For more information, see Defining Linear Material Properties Using Tabular Input in the Material Reference.

2.3.3. Additional Material Properties for Dynamic Piezoelectric Analysis

In addition to electrical permittivity, the piezoelectric matrix, and the elastic coefficient matrix, a dynamic piezoelectric analysis (modal, harmonic, transient, or linear perturbation harmonic and modal) requires density (MP,DENS) to be specified as material property.

Structural losses can be accounted for by specifying material damping properties. (See Material-Dependent Alpha and Beta Damping (Rayleigh Damping) and Material-Dependent Structural Damping in the Material Reference.)

For PLANE222, PLANE223, SOLID225, SOLID226, and SOLID227, you can also specify anisotropic structural damping in the form of:

Anisotropic viscosity (TB,AVIS) (in harmonic and transient analyses)
Anisotropic elastic loss tangent (TB,ELST) (in a harmonic analysis)

For the same elements, you can specify the following electrical losses:

Electrical resistivity (MP,RSVX/Y/Z) in a transient current-based analysis
Dielectric loss tangent (MP,LSST) in charge-based harmonic and modal analyses
Anisotropic dielectric loss tangent (TB,DLST) in charge-based harmonic and modal analyses

For LINK228, you can specify the following electrical losses:

Electrical resistivity (MP,RSVX) in a transient current-based analysis
Dielectric loss tangent (MP,LSST) in charge-based harmonic and modal analyses

The anisotropic material properties are not supported by the LINK228 element.

The following table summarizes the different types of damping that are supported in dynamic piezoelectric analyses (For detailed equations and underlying theory, see Losses in a Piezoelectric Analysis in the Theory Reference).

Table 2.11: Damping for Piezoelectric Analyses

Loss		Analysis Type
Type	Input	Modal			Full Harmonic	Full Transient
Type	Input	DAMP	UNSYM	QRDAMP^[a]	Full Harmonic	Full Transient
Structural	MP,BETD^[b]	x		x	x	x
	TB,AVIS	x		x	x	x
	MP,DMPR^[b]	x	x	x	x
	MP,DMPS^[b]	x	x	x	x
	TB,SDAMP	x	x	x	x
	TB,ELST	x	x	x	x
Electrical	MP,LSST^[b]	x	x	x	x
	TB,DLST	x	x	x	x
	MP,RSVX^[b]/Y/Z				x	x^[c]

^[a]Structural damping types are also supported in QR-Damped mode-superposition analyses and linear perturbation mode-superpostion analyses. (See Mode-Superposition Harmonic Analysis, Performing a Mode-Superposition Transient Dynamic Analysis, and Linear Perturbation Analysis in the Structural Analysis Guide.)

^[b]Losses supported by the LINK228 element.

^[c]The transient analysis must be a current-based piezoelectric analysis (KEYOPT(1) = 101).

2.3.4. Example: Piezoelectric Analysis of a Bimorph

This example problem considers a piezoelectric bimorph beam in actuating and sensing modes.

The following topics are available:

2.3.4.1. Problem Description

A piezoelectric bimorph beam is composed of two piezoelectric layers joined together with opposite polarities.
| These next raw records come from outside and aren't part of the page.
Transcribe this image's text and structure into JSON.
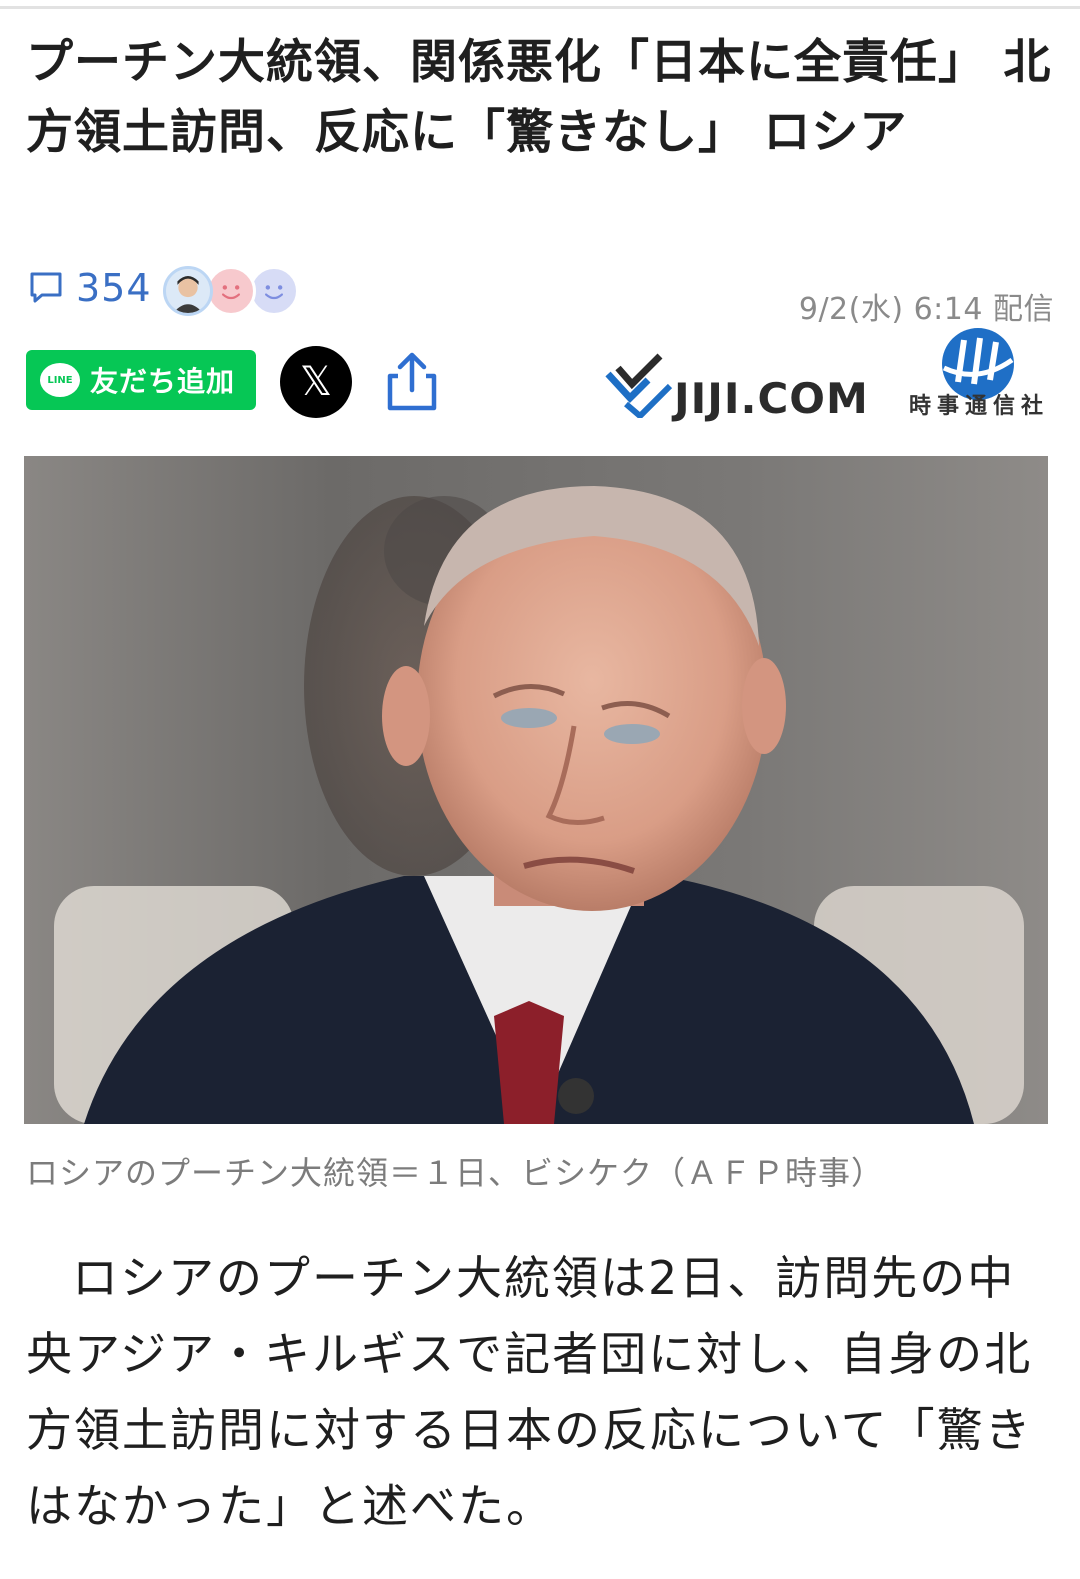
{
  "article": {
    "title": "プーチン大統領、関係悪化「日本に全責任」 北方領土訪問、反応に「驚きなし」 ロシア",
    "comment_count": "354",
    "published": "9/2(水) 6:14 配信",
    "photo_caption": "ロシアのプーチン大統領＝１日、ビシケク（ＡＦＰ時事）",
    "body": "ロシアのプーチン大統領は2日、訪問先の中央アジア・キルギスで記者団に対し、自身の北方領土訪問に対する日本の反応について「驚きはなかった」と述べた。"
  },
  "share": {
    "line_label": "友だち追加",
    "line_logo": "LINE",
    "x_label": "𝕏"
  },
  "source": {
    "jiji_com": "JIJI.COM",
    "jiji_press": "時事通信社"
  },
  "icons": {
    "comment": "speech-bubble-icon",
    "share": "share-icon"
  },
  "colors": {
    "line_green": "#06c755",
    "comment_blue": "#3a6fc4",
    "jiji_blue": "#1f6fc6"
  }
}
Piezoelectric bimorphs are widely used for actuation and sensing. In the actuation mode, on the application of an electric field across the beam thickness, one layer contracts while the other expands. This results in the bending of the entire structure and tip deflection. In the sensing mode, the bimorph is used to measure an external load by monitoring the piezoelectrically induced electrode voltages.
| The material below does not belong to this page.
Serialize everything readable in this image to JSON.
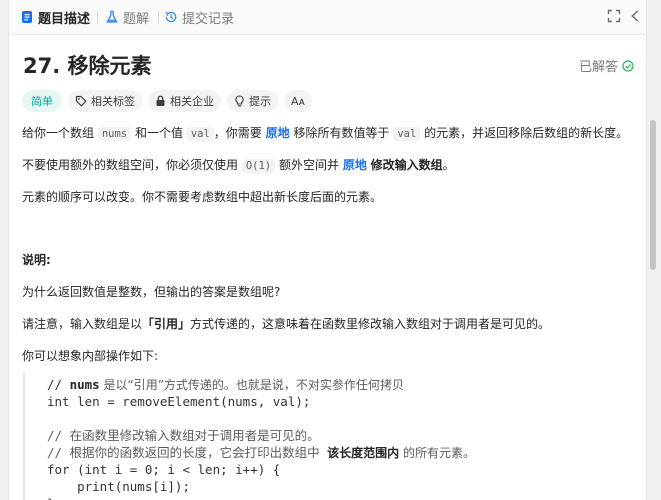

As shown in Figure 2.10: Piezoelectric Bimorph Beam, this is a 2D analysis of a bimorph mounted as a cantilever. The top surface has ten identical electrode patches and the bottom surface is grounded.

In the actuator simulation, perform a linear static analysis. For an applied voltage of 100 Volts along the top surface, determine the beam tip deflection. In the sensor simulation, perform a large-deflection static analysis. For an applied beam tip deflection of 10 mm, determine the electrode voltages (V₁, V₂, ... V₁₀) along the beam.

Figure 2.10: Piezoelectric Bimorph Beam

2.3.4.2. Problem Specifications

The bimorph material is Polyvinylidene Fluoride (PVDF) with the following properties:

Young's modulus (E₁) = 2.0e9 N/m²

Poisson's ratio (ν₁₂) = 0.29

Shear modulus (G₁₂) = 0.775e9 N/m²

Piezoelectric strain coefficients (d₃₁) = 2.2e-11 C/N, (d₃₂) = 0.3e-11 C/N, and (d₃₃) = -3.0e-11 C/N

Relative permittivity at constant stress (ε₃₃)^T = 12

The geometric properties are:

Beam length (L) = 100 mm

Layer thickness (H) = 0.5 mm

Loadings for this problem are:

Electrode voltage for the actuator mode (V) = 100 Volts

Beam tip deflection for the sensor mode (U_y) = 10 mm

2.3.4.3. Results

Actuator Mode

A deflection of -32.9 µm is calculated for 100 Volts.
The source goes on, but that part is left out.